Cierta idea de progresión, de «lo siguiente», nos acompaña siempre. Pero Greg carecía de esta idea de movimiento, de suceso; parecía emparedado, sin saberlo, en un momento sin tiempo ni movimiento. Y mientras que para el resto de nosotros el presente cobra su significado y profundidad a partir del pasado (de aquí viene el «presente recordado», en términos de Gerald Edelman), al tiempo que obtiene su potencial y tensión del futuro, para Greg era algo plano y (a su exigua manera) completo. Ese vivir-en-el-momento, algo tan manifiestamente patológico, había sido percibido en el templo como la consecución de una conciencia superior.

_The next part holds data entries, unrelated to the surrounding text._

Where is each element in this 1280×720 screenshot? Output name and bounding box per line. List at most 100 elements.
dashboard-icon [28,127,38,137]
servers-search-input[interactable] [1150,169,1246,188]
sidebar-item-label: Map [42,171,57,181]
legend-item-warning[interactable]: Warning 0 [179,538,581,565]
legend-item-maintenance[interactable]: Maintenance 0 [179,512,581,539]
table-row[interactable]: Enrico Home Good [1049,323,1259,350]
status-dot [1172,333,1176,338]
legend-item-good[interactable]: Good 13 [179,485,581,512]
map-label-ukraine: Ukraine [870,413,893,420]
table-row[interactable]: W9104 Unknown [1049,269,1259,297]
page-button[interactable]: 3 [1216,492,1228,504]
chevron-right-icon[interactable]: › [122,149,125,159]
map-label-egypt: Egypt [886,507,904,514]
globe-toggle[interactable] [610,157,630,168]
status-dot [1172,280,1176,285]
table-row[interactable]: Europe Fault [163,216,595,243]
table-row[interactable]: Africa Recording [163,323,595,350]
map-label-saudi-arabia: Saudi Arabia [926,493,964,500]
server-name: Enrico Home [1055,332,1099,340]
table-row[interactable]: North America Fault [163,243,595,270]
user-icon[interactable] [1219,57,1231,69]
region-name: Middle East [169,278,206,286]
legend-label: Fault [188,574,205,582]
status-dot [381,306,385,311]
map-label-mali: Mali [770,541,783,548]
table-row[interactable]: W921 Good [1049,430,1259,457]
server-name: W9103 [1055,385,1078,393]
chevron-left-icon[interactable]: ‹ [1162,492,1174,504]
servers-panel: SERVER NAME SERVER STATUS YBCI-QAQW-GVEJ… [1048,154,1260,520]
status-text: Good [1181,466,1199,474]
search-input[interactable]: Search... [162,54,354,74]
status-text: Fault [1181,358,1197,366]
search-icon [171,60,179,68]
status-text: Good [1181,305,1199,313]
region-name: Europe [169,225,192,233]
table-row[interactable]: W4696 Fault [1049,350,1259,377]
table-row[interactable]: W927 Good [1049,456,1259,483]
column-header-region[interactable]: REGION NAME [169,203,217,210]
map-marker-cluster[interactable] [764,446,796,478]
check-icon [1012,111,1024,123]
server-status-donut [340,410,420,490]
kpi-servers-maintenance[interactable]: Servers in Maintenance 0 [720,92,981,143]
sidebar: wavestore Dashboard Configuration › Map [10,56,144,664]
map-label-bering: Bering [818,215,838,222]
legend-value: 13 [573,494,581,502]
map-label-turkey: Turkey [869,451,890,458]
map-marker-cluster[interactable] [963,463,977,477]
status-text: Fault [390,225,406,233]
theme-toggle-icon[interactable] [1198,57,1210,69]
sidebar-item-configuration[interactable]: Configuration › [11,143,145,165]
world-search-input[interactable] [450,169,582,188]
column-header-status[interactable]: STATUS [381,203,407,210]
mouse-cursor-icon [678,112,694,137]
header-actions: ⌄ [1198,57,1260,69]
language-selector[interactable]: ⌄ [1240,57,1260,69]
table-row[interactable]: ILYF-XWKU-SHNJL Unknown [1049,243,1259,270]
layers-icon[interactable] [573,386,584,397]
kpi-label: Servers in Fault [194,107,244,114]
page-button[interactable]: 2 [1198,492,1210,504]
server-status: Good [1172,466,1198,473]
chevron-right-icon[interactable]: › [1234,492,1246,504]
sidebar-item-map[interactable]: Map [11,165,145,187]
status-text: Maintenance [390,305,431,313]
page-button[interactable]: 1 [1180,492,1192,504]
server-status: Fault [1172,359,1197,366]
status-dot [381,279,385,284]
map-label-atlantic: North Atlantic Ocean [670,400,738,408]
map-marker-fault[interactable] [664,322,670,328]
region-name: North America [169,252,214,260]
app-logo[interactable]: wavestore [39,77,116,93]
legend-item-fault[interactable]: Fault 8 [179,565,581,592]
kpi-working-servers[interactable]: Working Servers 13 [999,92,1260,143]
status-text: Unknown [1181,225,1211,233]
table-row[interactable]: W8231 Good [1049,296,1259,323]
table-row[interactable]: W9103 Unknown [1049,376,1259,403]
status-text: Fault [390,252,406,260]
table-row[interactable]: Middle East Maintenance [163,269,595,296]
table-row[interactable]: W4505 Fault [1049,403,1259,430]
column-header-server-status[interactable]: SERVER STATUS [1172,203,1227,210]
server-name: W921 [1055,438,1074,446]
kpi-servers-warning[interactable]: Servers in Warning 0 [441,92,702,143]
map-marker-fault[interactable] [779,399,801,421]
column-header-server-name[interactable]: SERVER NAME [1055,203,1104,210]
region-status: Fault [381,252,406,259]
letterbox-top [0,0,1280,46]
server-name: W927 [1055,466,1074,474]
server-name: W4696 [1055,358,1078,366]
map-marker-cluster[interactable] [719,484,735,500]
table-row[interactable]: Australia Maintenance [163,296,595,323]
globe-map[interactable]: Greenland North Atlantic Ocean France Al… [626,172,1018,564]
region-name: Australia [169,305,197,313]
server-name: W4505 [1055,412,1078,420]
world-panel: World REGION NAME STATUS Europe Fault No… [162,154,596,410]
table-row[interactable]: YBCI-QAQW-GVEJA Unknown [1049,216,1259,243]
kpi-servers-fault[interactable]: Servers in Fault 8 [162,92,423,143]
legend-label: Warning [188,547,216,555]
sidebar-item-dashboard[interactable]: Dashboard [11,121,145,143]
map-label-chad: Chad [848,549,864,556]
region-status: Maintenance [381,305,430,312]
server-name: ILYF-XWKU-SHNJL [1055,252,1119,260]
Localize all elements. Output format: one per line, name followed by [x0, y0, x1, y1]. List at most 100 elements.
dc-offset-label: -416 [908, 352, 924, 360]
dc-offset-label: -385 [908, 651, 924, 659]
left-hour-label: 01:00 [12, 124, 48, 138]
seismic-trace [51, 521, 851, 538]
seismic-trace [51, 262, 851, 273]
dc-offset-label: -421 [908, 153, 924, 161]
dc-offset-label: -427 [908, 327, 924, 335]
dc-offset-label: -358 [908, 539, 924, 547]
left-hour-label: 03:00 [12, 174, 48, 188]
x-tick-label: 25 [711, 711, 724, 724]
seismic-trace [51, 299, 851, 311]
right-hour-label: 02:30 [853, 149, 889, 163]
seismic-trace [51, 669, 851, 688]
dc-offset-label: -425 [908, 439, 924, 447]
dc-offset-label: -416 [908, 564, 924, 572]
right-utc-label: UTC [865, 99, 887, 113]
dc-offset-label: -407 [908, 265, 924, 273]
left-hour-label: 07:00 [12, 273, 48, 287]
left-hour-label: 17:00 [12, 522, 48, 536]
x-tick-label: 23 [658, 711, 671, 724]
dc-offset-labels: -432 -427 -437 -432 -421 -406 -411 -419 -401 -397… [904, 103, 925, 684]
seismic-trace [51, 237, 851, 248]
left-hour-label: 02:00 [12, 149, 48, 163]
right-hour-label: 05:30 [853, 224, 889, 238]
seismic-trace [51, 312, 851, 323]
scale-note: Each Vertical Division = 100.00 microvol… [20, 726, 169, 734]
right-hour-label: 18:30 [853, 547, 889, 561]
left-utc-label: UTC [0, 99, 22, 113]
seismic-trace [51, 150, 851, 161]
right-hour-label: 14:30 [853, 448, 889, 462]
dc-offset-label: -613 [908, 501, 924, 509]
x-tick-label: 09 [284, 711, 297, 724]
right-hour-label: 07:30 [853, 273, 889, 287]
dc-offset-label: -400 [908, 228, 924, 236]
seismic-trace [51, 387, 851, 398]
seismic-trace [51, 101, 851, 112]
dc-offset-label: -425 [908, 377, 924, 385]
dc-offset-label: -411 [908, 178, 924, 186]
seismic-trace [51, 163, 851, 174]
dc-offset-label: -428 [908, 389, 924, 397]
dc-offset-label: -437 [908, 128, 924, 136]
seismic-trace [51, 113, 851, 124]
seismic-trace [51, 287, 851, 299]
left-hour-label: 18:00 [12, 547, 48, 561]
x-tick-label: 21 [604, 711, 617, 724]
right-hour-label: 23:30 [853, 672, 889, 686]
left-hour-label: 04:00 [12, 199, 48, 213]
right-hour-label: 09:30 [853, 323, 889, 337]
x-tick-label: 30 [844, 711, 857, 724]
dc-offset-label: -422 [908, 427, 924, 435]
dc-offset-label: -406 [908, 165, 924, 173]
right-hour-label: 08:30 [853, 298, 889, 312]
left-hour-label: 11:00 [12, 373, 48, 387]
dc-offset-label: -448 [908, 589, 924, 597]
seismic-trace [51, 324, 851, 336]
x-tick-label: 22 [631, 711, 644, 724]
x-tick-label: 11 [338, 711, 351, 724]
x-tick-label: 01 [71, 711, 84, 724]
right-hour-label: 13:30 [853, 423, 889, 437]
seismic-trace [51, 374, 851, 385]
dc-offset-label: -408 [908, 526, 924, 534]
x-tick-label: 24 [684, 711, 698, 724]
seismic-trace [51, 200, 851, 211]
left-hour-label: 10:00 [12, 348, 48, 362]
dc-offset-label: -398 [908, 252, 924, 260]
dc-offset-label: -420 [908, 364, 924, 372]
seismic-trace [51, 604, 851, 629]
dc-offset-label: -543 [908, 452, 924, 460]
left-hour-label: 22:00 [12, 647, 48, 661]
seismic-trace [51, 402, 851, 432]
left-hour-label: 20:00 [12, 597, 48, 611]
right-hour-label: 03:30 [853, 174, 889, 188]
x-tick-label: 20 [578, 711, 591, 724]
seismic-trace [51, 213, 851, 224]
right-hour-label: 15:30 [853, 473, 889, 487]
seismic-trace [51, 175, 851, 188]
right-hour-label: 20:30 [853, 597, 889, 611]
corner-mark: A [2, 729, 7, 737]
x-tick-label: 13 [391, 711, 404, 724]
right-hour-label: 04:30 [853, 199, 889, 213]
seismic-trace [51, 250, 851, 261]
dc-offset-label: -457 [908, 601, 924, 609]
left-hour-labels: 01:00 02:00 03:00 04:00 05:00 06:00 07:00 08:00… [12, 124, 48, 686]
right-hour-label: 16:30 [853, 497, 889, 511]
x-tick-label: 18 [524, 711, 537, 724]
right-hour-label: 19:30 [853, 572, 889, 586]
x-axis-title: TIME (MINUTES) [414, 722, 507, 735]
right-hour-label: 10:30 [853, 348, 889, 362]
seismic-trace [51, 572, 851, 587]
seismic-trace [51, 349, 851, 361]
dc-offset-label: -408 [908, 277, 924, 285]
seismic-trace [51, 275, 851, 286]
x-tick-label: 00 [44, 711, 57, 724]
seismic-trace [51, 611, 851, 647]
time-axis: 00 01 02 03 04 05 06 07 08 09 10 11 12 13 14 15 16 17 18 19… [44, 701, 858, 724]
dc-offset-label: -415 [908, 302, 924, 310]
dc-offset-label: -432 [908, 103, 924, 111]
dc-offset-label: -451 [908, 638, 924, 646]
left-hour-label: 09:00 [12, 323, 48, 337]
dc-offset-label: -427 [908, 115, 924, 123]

Greg pareció adaptarse a Williamsbridge con extraordinaria facilidad, considerando que se trataba de una persona joven que iba a quedar confinada, probablemente para siempre, en un hospital para enfermos crónicos. No hubo muestras de desafío, ni denostó al Destino, ni se mostró indignado ni desesperado. Con docilidad e indiferencia, Greg permitió que lo aparcaran en el remanso de Williamsbridge. Cuando le pregunté por esto último, dijo: «No tengo elección.» Y esto, cuando lo dijo, pareció sabio y cierto. De hecho, parecía mantener una actitud eminentemente filosófica. Pero posiblemente se debía a su indiferencia, a su lesión cerebral.